One of the most primary needs of human beings is a place to live in peace and security. But too much of human history has been marked by ruthless conquest and territorial conflict. From the call of Abraham to the present hour God has therefore been trying to point humanity toward a new way to possess territory other than the way of conquest and violence.
A careful reading of the whole biblical story shows that God designed the promise of the land to Abraham to include the whole world. Holy Land is thus not intended to remain just the name of one corner of the world between the Mediterranean and Jordan River and from Dan to Beer Sheba, but to become the actual quality of life in that land. And God's design in salvation history is for this quality of life to result in the sanctification of the whole earth. We can call God's purpose in salvation history "salvation geography."
The biblical view of land gives us new lenses to assess the Israeli/Palestinian problem. More importantly, it equips us to work at sanctifying the land in which we live.

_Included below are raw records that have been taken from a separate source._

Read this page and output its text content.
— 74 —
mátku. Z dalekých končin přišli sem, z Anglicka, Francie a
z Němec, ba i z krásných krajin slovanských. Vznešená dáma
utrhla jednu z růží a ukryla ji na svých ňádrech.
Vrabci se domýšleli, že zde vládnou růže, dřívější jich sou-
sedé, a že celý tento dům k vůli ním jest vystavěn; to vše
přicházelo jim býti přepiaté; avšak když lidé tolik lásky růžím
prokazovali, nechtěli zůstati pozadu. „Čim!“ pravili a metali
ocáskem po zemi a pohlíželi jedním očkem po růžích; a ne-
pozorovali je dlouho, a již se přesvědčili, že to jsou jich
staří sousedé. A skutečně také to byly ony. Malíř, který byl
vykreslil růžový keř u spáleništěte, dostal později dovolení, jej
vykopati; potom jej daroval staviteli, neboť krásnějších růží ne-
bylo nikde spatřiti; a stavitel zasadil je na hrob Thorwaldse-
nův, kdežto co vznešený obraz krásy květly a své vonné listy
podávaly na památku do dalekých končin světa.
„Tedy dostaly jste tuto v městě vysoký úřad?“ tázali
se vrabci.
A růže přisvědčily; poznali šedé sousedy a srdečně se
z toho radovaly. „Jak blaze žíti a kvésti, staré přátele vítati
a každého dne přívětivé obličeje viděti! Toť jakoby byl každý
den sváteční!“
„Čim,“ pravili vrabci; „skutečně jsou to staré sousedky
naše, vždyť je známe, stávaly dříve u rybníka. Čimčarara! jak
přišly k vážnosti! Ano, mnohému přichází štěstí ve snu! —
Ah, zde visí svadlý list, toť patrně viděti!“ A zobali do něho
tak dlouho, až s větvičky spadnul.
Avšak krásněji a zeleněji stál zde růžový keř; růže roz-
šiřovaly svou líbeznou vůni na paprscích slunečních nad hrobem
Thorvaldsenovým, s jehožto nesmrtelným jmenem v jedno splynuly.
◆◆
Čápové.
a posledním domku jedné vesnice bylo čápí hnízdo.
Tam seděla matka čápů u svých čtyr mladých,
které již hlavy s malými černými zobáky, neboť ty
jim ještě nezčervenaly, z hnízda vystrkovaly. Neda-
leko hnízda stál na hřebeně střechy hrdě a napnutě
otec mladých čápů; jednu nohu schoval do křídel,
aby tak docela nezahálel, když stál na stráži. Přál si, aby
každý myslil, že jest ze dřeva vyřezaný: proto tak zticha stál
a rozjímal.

"In these pages Marliln Jeschke offers an important, compelling personal reflection on the Israeli-Palestinian struggle. Using insights from a lengthy stay in Jerusalem, as well as a careful reading of the Bible and history, Jeschke argues for a fresh understanding of 'salvation geography,' in which land is seen as divine gift and not the subject of conquest. Jews, Muslims, and Christians have all been guilty of such conquests (as he demonstrates richly) and it is abhorrent to the heart of what Jesus came to announce." --Gary Burge, Wheaton College
About the Author: Marlin Jeschke is Professor Emeritus of Philosophy and Religion at Goshen College in Goshen, Indiana, where he taught from 1961 to 1994. He received his BA from Tabor College, his Divinity degree from Garrett Theological Seminary (now Garrett-Evangelical), and his PhD from Northwestern University in Evanston, Illinois. He has been a postdoctoral visiting scholar at Harvard Divinit School and at Fuller Theological Seminary. In 1996 he and h wife spent four months at Tantur, the Ecumenical Center for Theological Study in Jerusalem. He is currently President of the Mennonite Historical Society in Goshen and a member of College Mennonite Church.